United States · Nevada

Directors' resolutions under Nevada NRS Chapter 78

How a Nevada corporation's board passes resolutions, by meeting or under NRS § 78.315 unanimous written consent, with the 15%-threshold inspection rule under § 78.105.

Governing statute
Nevada Revised Statutes, Chapter 78
§ 78.315Directors' meetings; action without meeting
§ 78.140Conflict-of-interest transactions
§ 78.105Stockholder inspection rights
At a glance
  • NRS § 78.315 permits action by directors without a meeting if every director consents in writing
  • Nevada's distinctive 15% threshold for stockholder inspection rights (§ 78.105)
  • Conflict-of-interest transactions governed by § 78.140
  • Telephone and electronic meetings permitted
  • Nevada has historically positioned itself as a director-friendly jurisdiction

NRS § 78.315 unanimous written consent

Nevada permits action by directors without a meeting, provided every director entitled to vote signs the consent. The mechanism is standard and tracks Delaware § 141(f). Every director must sign; one missing signature invalidates the consent.

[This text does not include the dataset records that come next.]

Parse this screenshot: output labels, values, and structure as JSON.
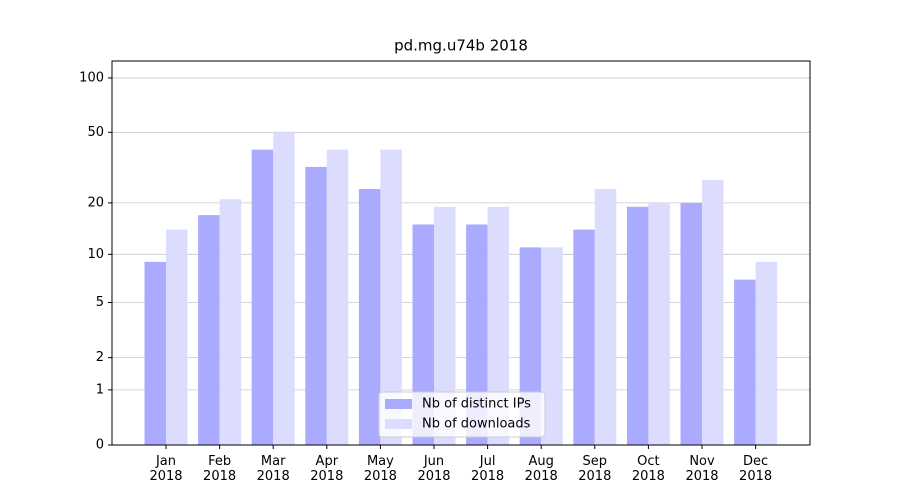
{
  "chart_data": {
    "type": "bar",
    "title": "pd.mg.u74b 2018",
    "scale": "log1p",
    "categories": [
      "Jan\n2018",
      "Feb\n2018",
      "Mar\n2018",
      "Apr\n2018",
      "May\n2018",
      "Jun\n2018",
      "Jul\n2018",
      "Aug\n2018",
      "Sep\n2018",
      "Oct\n2018",
      "Nov\n2018",
      "Dec\n2018"
    ],
    "series": [
      {
        "name": "Nb of distinct IPs",
        "color": "#aaaaff",
        "values": [
          9,
          17,
          40,
          32,
          24,
          15,
          15,
          11,
          14,
          19,
          20,
          7
        ]
      },
      {
        "name": "Nb of downloads",
        "color": "#dcdcff",
        "values": [
          14,
          21,
          50,
          40,
          40,
          19,
          19,
          11,
          24,
          20,
          27,
          9
        ]
      }
    ],
    "ylim": [
      0,
      124
    ],
    "yticks": [
      0,
      1,
      2,
      5,
      10,
      20,
      50,
      100
    ],
    "grid": true,
    "legend": "lower center"
  }
}
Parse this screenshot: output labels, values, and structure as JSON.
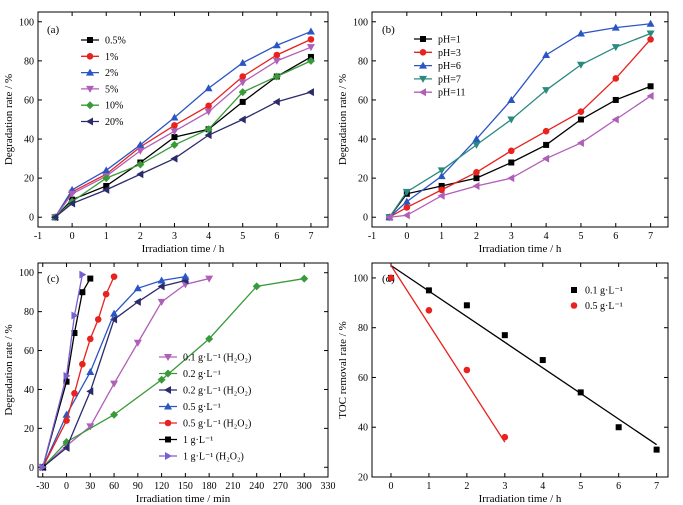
{
  "chart_data": [
    {
      "panel_label": "(a)",
      "type": "line",
      "xlabel": "Irradiation time / h",
      "ylabel": "Degradation rate / %",
      "xlim": [
        -1,
        7.5
      ],
      "ylim": [
        -5,
        105
      ],
      "xticks": [
        -1,
        0,
        1,
        2,
        3,
        4,
        5,
        6,
        7
      ],
      "xtick_labels": [
        "-1",
        "0",
        "1",
        "2",
        "3",
        "4",
        "5",
        "6",
        "7"
      ],
      "yticks": [
        0,
        20,
        40,
        60,
        80,
        100
      ],
      "ytick_labels": [
        "0",
        "20",
        "40",
        "60",
        "80",
        "100"
      ],
      "legend_position": "upper-left",
      "grid": false,
      "x": [
        -0.5,
        0,
        1,
        2,
        3,
        4,
        5,
        6,
        7
      ],
      "series": [
        {
          "name": "0.5%",
          "color": "#000000",
          "marker": "square",
          "values": [
            0,
            9,
            16,
            28,
            41,
            45,
            59,
            72,
            82
          ]
        },
        {
          "name": "1%",
          "color": "#e8221e",
          "marker": "circle",
          "values": [
            0,
            13,
            22,
            36,
            47,
            57,
            72,
            83,
            91
          ]
        },
        {
          "name": "2%",
          "color": "#2a55c4",
          "marker": "triangle-up",
          "values": [
            0,
            14,
            24,
            37,
            51,
            66,
            79,
            88,
            95
          ]
        },
        {
          "name": "5%",
          "color": "#b05fb8",
          "marker": "triangle-down",
          "values": [
            0,
            12,
            21,
            34,
            44,
            54,
            69,
            80,
            87
          ]
        },
        {
          "name": "10%",
          "color": "#3a9a3a",
          "marker": "diamond",
          "values": [
            0,
            8,
            20,
            27,
            37,
            45,
            64,
            72,
            80
          ]
        },
        {
          "name": "20%",
          "color": "#2b2b6b",
          "marker": "triangle-left",
          "values": [
            0,
            7,
            14,
            22,
            30,
            42,
            50,
            59,
            64
          ]
        }
      ]
    },
    {
      "panel_label": "(b)",
      "type": "line",
      "xlabel": "Irradiation time / h",
      "ylabel": "Degradation rate / %",
      "xlim": [
        -1,
        7.5
      ],
      "ylim": [
        -5,
        105
      ],
      "xticks": [
        -1,
        0,
        1,
        2,
        3,
        4,
        5,
        6,
        7
      ],
      "xtick_labels": [
        "-1",
        "0",
        "1",
        "2",
        "3",
        "4",
        "5",
        "6",
        "7"
      ],
      "yticks": [
        0,
        20,
        40,
        60,
        80,
        100
      ],
      "ytick_labels": [
        "0",
        "20",
        "40",
        "60",
        "80",
        "100"
      ],
      "legend_position": "upper-left",
      "grid": false,
      "x": [
        -0.5,
        0,
        1,
        2,
        3,
        4,
        5,
        6,
        7
      ],
      "series": [
        {
          "name": "pH=1",
          "color": "#000000",
          "marker": "square",
          "values": [
            0,
            12,
            16,
            20,
            28,
            37,
            50,
            60,
            67
          ]
        },
        {
          "name": "pH=3",
          "color": "#e8221e",
          "marker": "circle",
          "values": [
            0,
            5,
            14,
            23,
            34,
            44,
            54,
            71,
            91
          ]
        },
        {
          "name": "pH=6",
          "color": "#2a55c4",
          "marker": "triangle-up",
          "values": [
            0,
            8,
            21,
            40,
            60,
            83,
            94,
            97,
            99
          ]
        },
        {
          "name": "pH=7",
          "color": "#2a8a80",
          "marker": "triangle-down",
          "values": [
            0,
            13,
            24,
            37,
            50,
            65,
            78,
            87,
            94
          ]
        },
        {
          "name": "pH=11",
          "color": "#b05fb8",
          "marker": "triangle-left",
          "values": [
            0,
            1,
            11,
            16,
            20,
            30,
            38,
            50,
            62
          ]
        }
      ]
    },
    {
      "panel_label": "(c)",
      "type": "line",
      "xlabel": "Irradiation time / min",
      "ylabel": "Degradation rate / %",
      "xlim": [
        -36,
        330
      ],
      "ylim": [
        -5,
        105
      ],
      "xticks": [
        -30,
        0,
        30,
        60,
        90,
        120,
        150,
        180,
        210,
        240,
        270,
        300,
        330
      ],
      "xtick_labels": [
        "-30",
        "0",
        "30",
        "60",
        "90",
        "120",
        "150",
        "180",
        "210",
        "240",
        "270",
        "300",
        "330"
      ],
      "yticks": [
        0,
        20,
        40,
        60,
        80,
        100
      ],
      "ytick_labels": [
        "0",
        "20",
        "40",
        "60",
        "80",
        "100"
      ],
      "legend_position": "lower-right",
      "grid": false,
      "series": [
        {
          "name": "0.1 g·L⁻¹ (H₂O₂)",
          "color": "#b05fb8",
          "marker": "triangle-down",
          "x": [
            -30,
            0,
            30,
            60,
            90,
            120,
            150,
            180
          ],
          "values": [
            0,
            11,
            21,
            43,
            64,
            85,
            94,
            97
          ]
        },
        {
          "name": "0.2 g·L⁻¹",
          "color": "#3a9a3a",
          "marker": "diamond",
          "x": [
            -30,
            0,
            60,
            120,
            180,
            240,
            300
          ],
          "values": [
            0,
            13,
            27,
            45,
            66,
            93,
            97
          ]
        },
        {
          "name": "0.2 g·L⁻¹ (H₂O₂)",
          "color": "#2b2b6b",
          "marker": "triangle-left",
          "x": [
            -30,
            0,
            30,
            60,
            90,
            120,
            150
          ],
          "values": [
            0,
            10,
            39,
            76,
            85,
            93,
            96
          ]
        },
        {
          "name": "0.5 g·L⁻¹",
          "color": "#2a55c4",
          "marker": "triangle-up",
          "x": [
            -30,
            0,
            30,
            60,
            90,
            120,
            150
          ],
          "values": [
            0,
            27,
            49,
            79,
            92,
            96,
            98
          ]
        },
        {
          "name": "0.5 g·L⁻¹ (H₂O₂)",
          "color": "#e8221e",
          "marker": "circle",
          "x": [
            -30,
            0,
            10,
            20,
            30,
            40,
            50,
            60
          ],
          "values": [
            0,
            24,
            38,
            53,
            66,
            76,
            89,
            98
          ]
        },
        {
          "name": "1 g·L⁻¹",
          "color": "#000000",
          "marker": "square",
          "x": [
            -30,
            0,
            10,
            20,
            30
          ],
          "values": [
            0,
            44,
            69,
            90,
            97
          ]
        },
        {
          "name": "1 g·L⁻¹ (H₂O₂)",
          "color": "#7a5fd0",
          "marker": "triangle-right",
          "x": [
            -30,
            0,
            10,
            20
          ],
          "values": [
            0,
            47,
            78,
            99
          ]
        }
      ]
    },
    {
      "panel_label": "(d)",
      "type": "scatter",
      "xlabel": "Irradiation time / h",
      "ylabel": "TOC removal rate / %",
      "xlim": [
        -0.5,
        7.3
      ],
      "ylim": [
        20,
        106
      ],
      "xticks": [
        0,
        1,
        2,
        3,
        4,
        5,
        6,
        7
      ],
      "xtick_labels": [
        "0",
        "1",
        "2",
        "3",
        "4",
        "5",
        "6",
        "7"
      ],
      "yticks": [
        20,
        40,
        60,
        80,
        100
      ],
      "ytick_labels": [
        "20",
        "40",
        "60",
        "80",
        "100"
      ],
      "legend_position": "upper-right",
      "grid": false,
      "series": [
        {
          "name": "0.1 g·L⁻¹",
          "color": "#000000",
          "marker": "square",
          "x": [
            0,
            1,
            2,
            3,
            4,
            5,
            6,
            7
          ],
          "values": [
            100,
            95,
            89,
            77,
            67,
            54,
            40,
            31
          ],
          "fit": [
            [
              0,
              105
            ],
            [
              7,
              33
            ]
          ]
        },
        {
          "name": "0.5 g·L⁻¹",
          "color": "#e8221e",
          "marker": "circle",
          "x": [
            0,
            1,
            2,
            3
          ],
          "values": [
            100,
            87,
            63,
            36
          ],
          "fit": [
            [
              0,
              105
            ],
            [
              3,
              34
            ]
          ]
        }
      ]
    }
  ]
}
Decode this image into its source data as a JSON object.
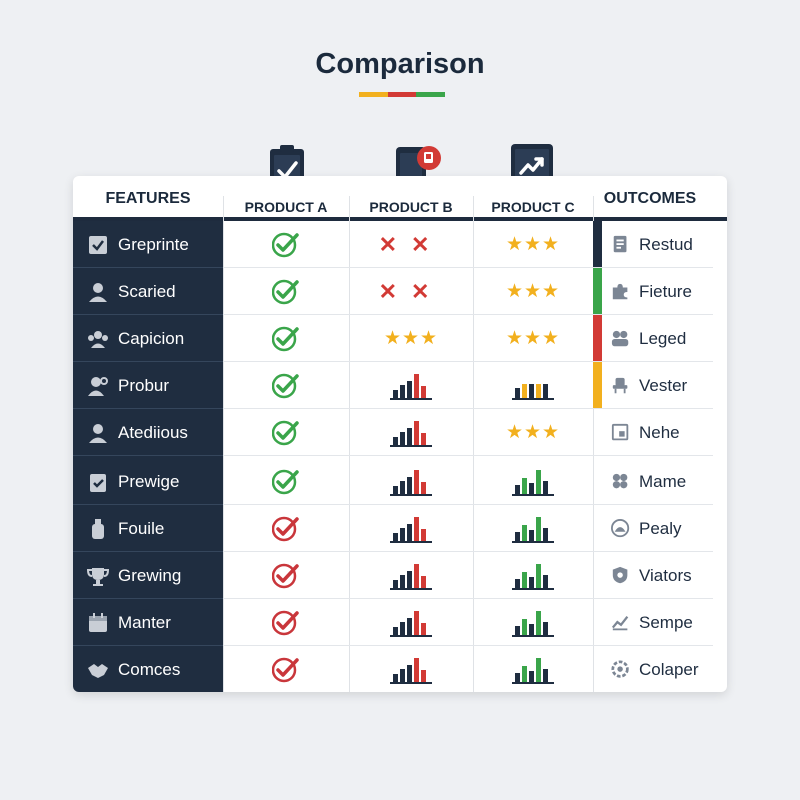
{
  "title": "Comparison",
  "title_underline_colors": [
    "#f2b01e",
    "#d23a35",
    "#3aa54a"
  ],
  "headers": {
    "features": "FEATURES",
    "product_a": "PRODUCT A",
    "product_b": "PRODUCT B",
    "product_c": "PRODUCT C",
    "outcomes": "OUTCOMES"
  },
  "header_icons": [
    "clipboard-check-icon",
    "phone-alert-icon",
    "tablet-chart-icon"
  ],
  "colors": {
    "dark": "#1f2d40",
    "check_green": "#3aa54a",
    "check_red": "#c9363b",
    "star": "#f2b01e",
    "cross": "#d23a35",
    "bar_dark": "#1f2d40",
    "bar_red": "#d23a35",
    "bar_yellow": "#f2b01e",
    "bar_green": "#3aa54a"
  },
  "rows": [
    {
      "feature": "Greprinte",
      "feature_icon": "checkbox-icon",
      "a": "check-green",
      "b": "cross",
      "c": "stars",
      "outcome": "Restud",
      "outcome_icon": "document-icon",
      "accent": "#1f2d40"
    },
    {
      "feature": "Scaried",
      "feature_icon": "person-icon",
      "a": "check-green",
      "b": "cross",
      "c": "stars",
      "outcome": "Fieture",
      "outcome_icon": "puzzle-icon",
      "accent": "#3aa54a"
    },
    {
      "feature": "Capicion",
      "feature_icon": "group-icon",
      "a": "check-green",
      "b": "stars",
      "c": "stars",
      "outcome": "Leged",
      "outcome_icon": "people-icon",
      "accent": "#d23a35"
    },
    {
      "feature": "Probur",
      "feature_icon": "person-gear-icon",
      "a": "check-green",
      "b": "bars-red",
      "c": "bars-yellow",
      "outcome": "Vester",
      "outcome_icon": "chair-icon",
      "accent": "#f2b01e"
    },
    {
      "feature": "Atediious",
      "feature_icon": "person-icon",
      "a": "check-green",
      "b": "bars-red",
      "c": "stars",
      "outcome": "Nehe",
      "outcome_icon": "tile-icon",
      "accent": ""
    },
    {
      "feature": "Prewige",
      "feature_icon": "clipboard-icon",
      "a": "check-green",
      "b": "bars-red",
      "c": "bars-green",
      "outcome": "Mame",
      "outcome_icon": "cluster-icon",
      "accent": ""
    },
    {
      "feature": "Fouile",
      "feature_icon": "bottle-icon",
      "a": "check-red",
      "b": "bars-red",
      "c": "bars-green",
      "outcome": "Pealy",
      "outcome_icon": "face-icon",
      "accent": ""
    },
    {
      "feature": "Grewing",
      "feature_icon": "trophy-icon",
      "a": "check-red",
      "b": "bars-red",
      "c": "bars-green",
      "outcome": "Viators",
      "outcome_icon": "shield-icon",
      "accent": ""
    },
    {
      "feature": "Manter",
      "feature_icon": "calendar-icon",
      "a": "check-red",
      "b": "bars-red",
      "c": "bars-green",
      "outcome": "Sempe",
      "outcome_icon": "trend-chart-icon",
      "accent": ""
    },
    {
      "feature": "Comces",
      "feature_icon": "handshake-icon",
      "a": "check-red",
      "b": "bars-red",
      "c": "bars-green",
      "outcome": "Colaper",
      "outcome_icon": "gear-icon",
      "accent": ""
    }
  ]
}
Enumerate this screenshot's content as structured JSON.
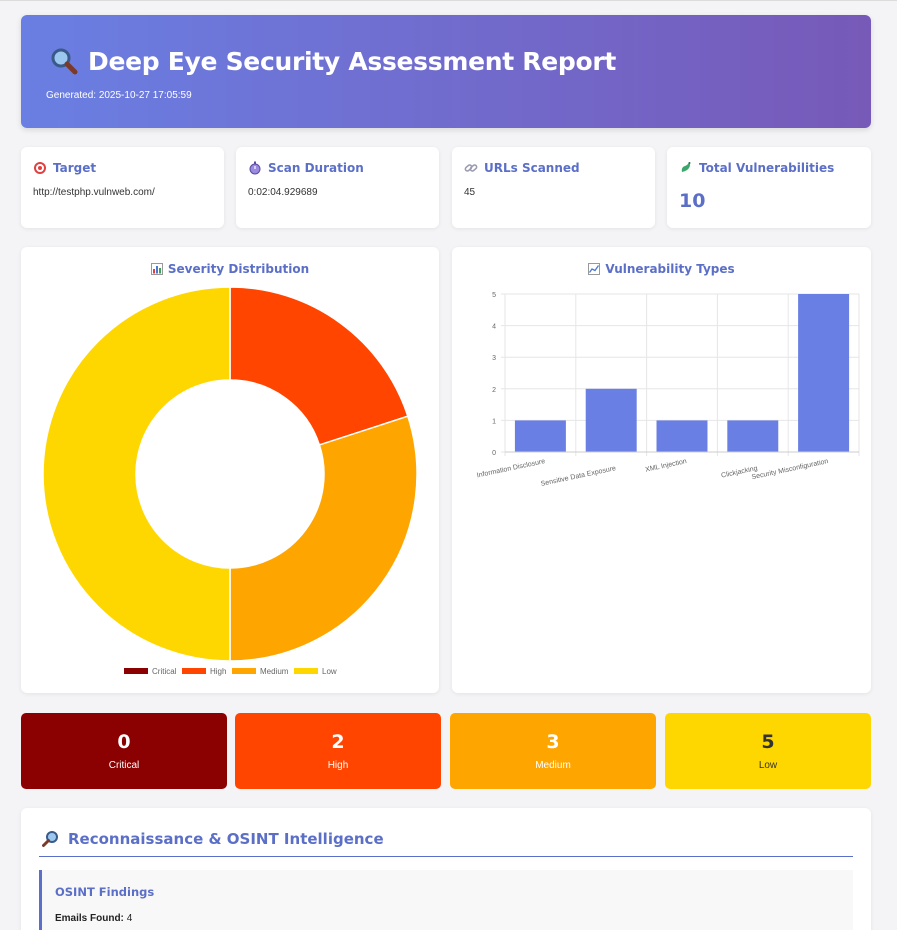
{
  "header": {
    "title": "Deep Eye Security Assessment Report",
    "generated": "Generated: 2025-10-27 17:05:59"
  },
  "info_cards": [
    {
      "label": "Target",
      "value": "http://testphp.vulnweb.com/",
      "icon": "target-icon"
    },
    {
      "label": "Scan Duration",
      "value": "0:02:04.929689",
      "icon": "stopwatch-icon"
    },
    {
      "label": "URLs Scanned",
      "value": "45",
      "icon": "link-icon"
    },
    {
      "label": "Total Vulnerabilities",
      "value": "10",
      "icon": "bug-icon"
    }
  ],
  "chart_data": [
    {
      "type": "pie",
      "title": "Severity Distribution",
      "categories": [
        "Critical",
        "High",
        "Medium",
        "Low"
      ],
      "values": [
        0,
        2,
        3,
        5
      ],
      "colors": [
        "#8b0000",
        "#ff4500",
        "#ffa500",
        "#ffd700"
      ],
      "donut": true,
      "legend": "bottom"
    },
    {
      "type": "bar",
      "title": "Vulnerability Types",
      "categories": [
        "Information Disclosure",
        "Sensitive Data Exposure",
        "XML Injection",
        "Clickjacking",
        "Security Misconfiguration"
      ],
      "values": [
        1,
        2,
        1,
        1,
        5
      ],
      "ylim": [
        0,
        5
      ],
      "yticks": [
        0,
        1,
        2,
        3,
        4,
        5
      ],
      "color": "#6a7fe3",
      "grid": true,
      "legend": "none"
    }
  ],
  "severity_boxes": [
    {
      "count": "0",
      "label": "Critical",
      "bg": "#8b0000",
      "fg": "#ffffff"
    },
    {
      "count": "2",
      "label": "High",
      "bg": "#ff4500",
      "fg": "#ffffff"
    },
    {
      "count": "3",
      "label": "Medium",
      "bg": "#ffa500",
      "fg": "#ffffff"
    },
    {
      "count": "5",
      "label": "Low",
      "bg": "#ffd700",
      "fg": "#333333"
    }
  ],
  "recon": {
    "heading": "Reconnaissance & OSINT Intelligence",
    "panel_title": "OSINT Findings",
    "emails_label": "Emails Found:",
    "emails_value": "4"
  },
  "colors": {
    "accent": "#5b6fc7"
  }
}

Conflict-of-interest under § 78.140

Nevada's § 78.140 follows the Model Act pattern for interested-director transactions: disclosure plus majority disinterested director approval, shareholder ratification, or fairness. Nevada gives somewhat more weight to the directors' business judgment than Delaware.

Distinctive Nevada features

Nevada has positioned itself as director-friendly. Notable: (a) the 15% stockholder threshold for inspection rights (§ 78.105), much higher than Delaware's 'any record holder' standard; (b) NRS § 78.138 codifies the business judgment rule explicitly; (c) the indemnification provisions are unusually permissive.